Predatory lending is a term that covers a variety of practices on the part of lenders who victimize borrowers in order to obtain funds to which they would not have access through honest means.
Predatory lenders will generally grant loans to any potential borrower, even if that borrower is obviously not able to repay it. Or, they might lend money to qualified borrowers and then engage in actions to get more money out of buyers than they are entitled to.
Most predatory lending practices happen in connection with mortgage loans. Some specific actions on the part of lenders that are considered to be predatory lending practices are as follows:
- Unjustified Risk-based Pricing: A lender may charge a higher interest rate for giving credit to borrowers identified by the lender as posing a greater credit risk. Lenders contend that this risk-based pricing is legitimate, because a higher percentage of loans made to less qualified borrowers can be expected to go into default. So they pose a higher risk of loss; the higher interest rates compensate for that. But some consumer groups contend that the higher prices are not always justified by an increased risk of default;
- Excessive Fees. Excessive fees are often disguised or downplayed, because they are not included in the interest rate of a loan. According to the Federal Deposit Insurance Corporation (FDIC), some lenders may charge fees totaling more than 5% of the amount of a mortgage loan. These are excessive. Excessive penalties for prepayment of a mortgage loan are an example;
- Balloon payments: A balloon payment is one very large payment that must be made at the end of a loan’s term. They are used by predatory lenders to make the monthly payment look low. So, in other words, the monthly payment is low, but there is a huge balloon payment due at the end of the loan. The borrower may not may not be able to afford the balloon payment. They may solve this problem by refinancing the loan, incurring new costs, or profits for lenders. Or, they default on the loan and lose the property;
- Loan Flipping. A lender may pressure a borrower to refinance, sometimes more than once, in order to generate fees and points for the lender each time.
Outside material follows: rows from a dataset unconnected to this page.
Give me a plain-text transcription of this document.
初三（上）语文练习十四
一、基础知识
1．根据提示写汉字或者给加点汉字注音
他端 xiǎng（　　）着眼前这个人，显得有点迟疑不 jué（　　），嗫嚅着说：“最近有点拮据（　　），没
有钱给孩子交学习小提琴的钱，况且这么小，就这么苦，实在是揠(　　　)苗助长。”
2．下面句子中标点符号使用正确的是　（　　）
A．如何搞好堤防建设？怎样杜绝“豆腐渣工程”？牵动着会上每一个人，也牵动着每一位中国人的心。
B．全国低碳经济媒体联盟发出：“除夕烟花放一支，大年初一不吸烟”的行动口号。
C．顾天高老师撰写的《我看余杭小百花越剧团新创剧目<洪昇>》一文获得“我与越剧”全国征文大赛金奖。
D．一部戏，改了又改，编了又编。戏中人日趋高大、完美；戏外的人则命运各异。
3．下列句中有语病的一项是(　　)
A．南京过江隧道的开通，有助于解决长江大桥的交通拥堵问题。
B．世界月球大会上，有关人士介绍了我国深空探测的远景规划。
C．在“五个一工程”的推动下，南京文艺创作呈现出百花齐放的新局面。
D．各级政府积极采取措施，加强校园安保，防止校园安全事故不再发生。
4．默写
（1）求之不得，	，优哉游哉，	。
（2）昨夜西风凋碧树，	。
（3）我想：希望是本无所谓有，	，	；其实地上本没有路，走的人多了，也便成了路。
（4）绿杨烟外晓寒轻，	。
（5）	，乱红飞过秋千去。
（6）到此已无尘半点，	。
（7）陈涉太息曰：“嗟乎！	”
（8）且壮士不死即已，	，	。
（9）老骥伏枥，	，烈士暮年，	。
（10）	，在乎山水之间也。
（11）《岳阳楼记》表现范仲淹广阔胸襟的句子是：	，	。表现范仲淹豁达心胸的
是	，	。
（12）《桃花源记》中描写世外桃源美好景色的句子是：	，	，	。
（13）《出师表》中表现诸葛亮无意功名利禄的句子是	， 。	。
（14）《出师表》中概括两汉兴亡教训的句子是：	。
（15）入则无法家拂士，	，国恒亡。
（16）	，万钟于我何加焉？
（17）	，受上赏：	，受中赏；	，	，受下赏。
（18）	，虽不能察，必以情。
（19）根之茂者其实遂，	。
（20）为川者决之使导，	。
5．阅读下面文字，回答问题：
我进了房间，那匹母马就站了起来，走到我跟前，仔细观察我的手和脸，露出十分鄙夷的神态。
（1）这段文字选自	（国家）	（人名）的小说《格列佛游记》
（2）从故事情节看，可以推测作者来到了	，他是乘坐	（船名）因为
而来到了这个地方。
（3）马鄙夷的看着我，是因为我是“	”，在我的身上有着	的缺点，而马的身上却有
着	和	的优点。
As a result, a borrower can end up trapped by an increasing debt burden or simply spending money they do not really need to spend;
- Asset-based Lending and Equity Stripping. In this situation, the lender makes a loan based on the borrower’s asset, e.g. a home or a car, rather than on their ability to repay the loan with their income from employment. When the person falls behind on payments, they risk losing their home or car. Older adults on fixed incomes who may own their homes may be targeted with loans. Lenders may offer them a home equity loan to fund home repairs or renovation. The loan payments are not really affordable to the borrowers, so they have difficulty repaying. They risk losing their home or other asset that is security for the loan.
- Unnecessary Add-on Products or Services: A lender may persuade a borrower that they need additional products or services that they do not, in fact, need. An example would be a single-premium life insurance policy for a mortgage. The lender may convince a borrower that they need life insurance in case they die before their mortgage is paid off.
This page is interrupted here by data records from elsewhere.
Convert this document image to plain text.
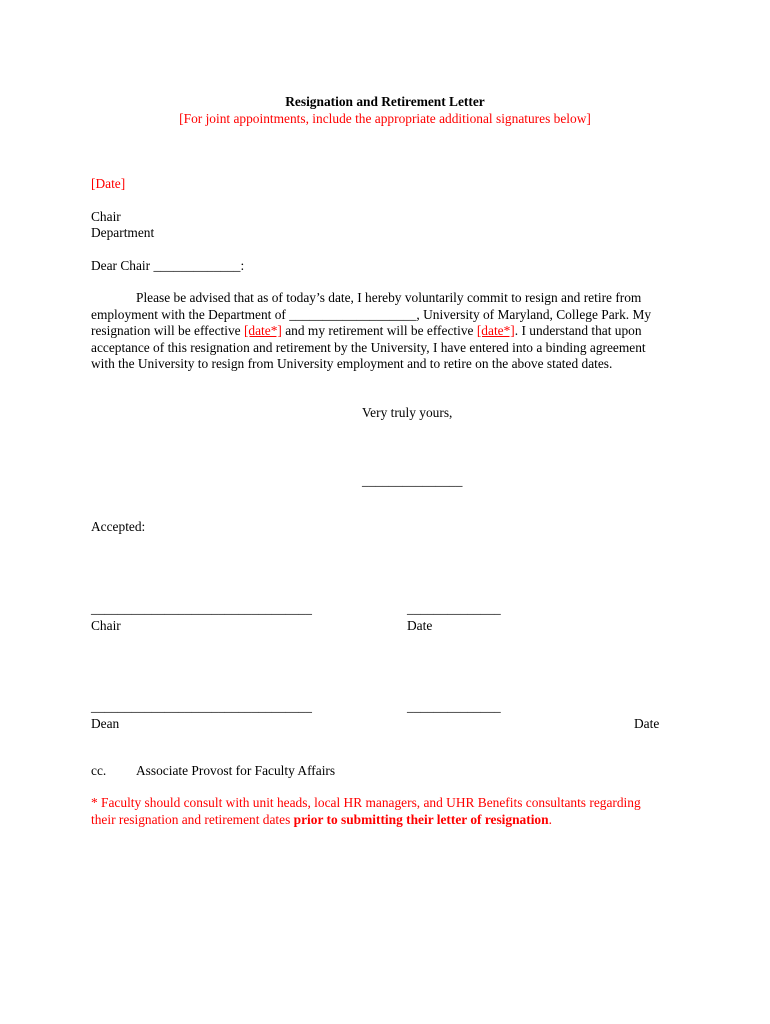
Resignation and Retirement Letter
[For joint appointments, include the appropriate additional signatures below]
[Date]
Chair
Department
Dear Chair _____________:
Please be advised that as of today’s date, I hereby voluntarily commit to resign and retire from
employment with the Department of ___________________, University of Maryland, College Park. My
resignation will be effective [date*] and my retirement will be effective [date*]. I understand that upon
acceptance of this resignation and retirement by the University, I have entered into a binding agreement
with the University to resign from University employment and to retire on the above stated dates.
Very truly yours,
_______________
Accepted:
_________________________________
Chair
______________
Date
_________________________________
Dean
______________
Date
cc. Associate Provost for Faculty Affairs
* Faculty should consult with unit heads, local HR managers, and UHR Benefits consultants regarding
their resignation and retirement dates prior to submitting their letter of resignation.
- The proceeds from the life insurance policy could be used to pay off the mortgage. In fact, a person would be wise to protect their ability to pay off their mortgage for various reasons, but a person should shop for life insurance for this purpose. A lender’s product may be overpriced or disadvantageous for other reasons;
- Steering: A lender may direct borrowers into expensive subprime loans, even when their credit history and other factors qualify them for prime loans. A subprime loan is a loan that is made to someone who is less creditworthy than others. Subprime loans are more expensive than regular loans made to creditworthy borrowers. A lender would steer a buyer into a more expensive loan in order to increase its profits at the expense of the borrower;
- Redlining: Redlining is a practice that directs people who were members of protected classes, e.g. African-Americans, away from particular neighborhoods by denying them mortgages for houses in those neighborhoods, even when they qualified for them. Or, lenders would refuse loans to creditworthy people who wanted to buy houses in certain neighborhoods on the basis of discrimination.
- Redlining practices were outlawed by the Fair Housing Act of 1968. But redlined neighborhoods are often targeted by predatory and subprime lenders.
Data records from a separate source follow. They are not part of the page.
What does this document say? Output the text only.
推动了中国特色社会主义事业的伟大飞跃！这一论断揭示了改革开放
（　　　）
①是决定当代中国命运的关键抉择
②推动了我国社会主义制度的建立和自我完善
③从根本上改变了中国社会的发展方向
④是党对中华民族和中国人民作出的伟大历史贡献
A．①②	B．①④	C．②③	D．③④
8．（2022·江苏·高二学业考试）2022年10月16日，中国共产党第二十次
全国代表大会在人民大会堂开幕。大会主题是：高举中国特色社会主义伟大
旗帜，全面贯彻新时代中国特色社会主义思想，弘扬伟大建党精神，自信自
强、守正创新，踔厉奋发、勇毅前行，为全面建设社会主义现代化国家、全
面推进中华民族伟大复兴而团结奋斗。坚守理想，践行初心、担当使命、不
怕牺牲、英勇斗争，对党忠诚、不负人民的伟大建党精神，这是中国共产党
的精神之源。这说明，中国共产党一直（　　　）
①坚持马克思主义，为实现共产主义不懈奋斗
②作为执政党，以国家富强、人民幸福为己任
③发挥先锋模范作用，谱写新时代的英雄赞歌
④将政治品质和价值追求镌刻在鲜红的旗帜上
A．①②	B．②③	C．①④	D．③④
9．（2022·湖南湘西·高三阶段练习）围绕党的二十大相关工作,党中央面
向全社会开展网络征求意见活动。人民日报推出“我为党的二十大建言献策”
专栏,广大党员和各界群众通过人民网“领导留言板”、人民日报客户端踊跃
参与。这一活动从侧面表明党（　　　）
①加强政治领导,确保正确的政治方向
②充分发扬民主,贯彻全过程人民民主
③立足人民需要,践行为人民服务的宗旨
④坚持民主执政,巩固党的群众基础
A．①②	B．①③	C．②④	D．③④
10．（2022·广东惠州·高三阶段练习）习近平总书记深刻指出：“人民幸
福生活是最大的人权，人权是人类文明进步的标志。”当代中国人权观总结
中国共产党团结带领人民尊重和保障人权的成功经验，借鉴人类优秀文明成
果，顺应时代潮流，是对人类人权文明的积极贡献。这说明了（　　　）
Discrimination in lending has been outlawed by a number of state and federal laws, such as the federal Equal Credit Opportunity Act (ECOA). Lenders may not discriminate in their lending activities. Lenders may not discriminate in any part of a decision about making a loan on the basis of race, color, religion, national origin, gender, marital status, disability, age, receipt of income from a public assistance program, or sexual orientation. However, of course, as with so many things, while it is illegal, it does still happen.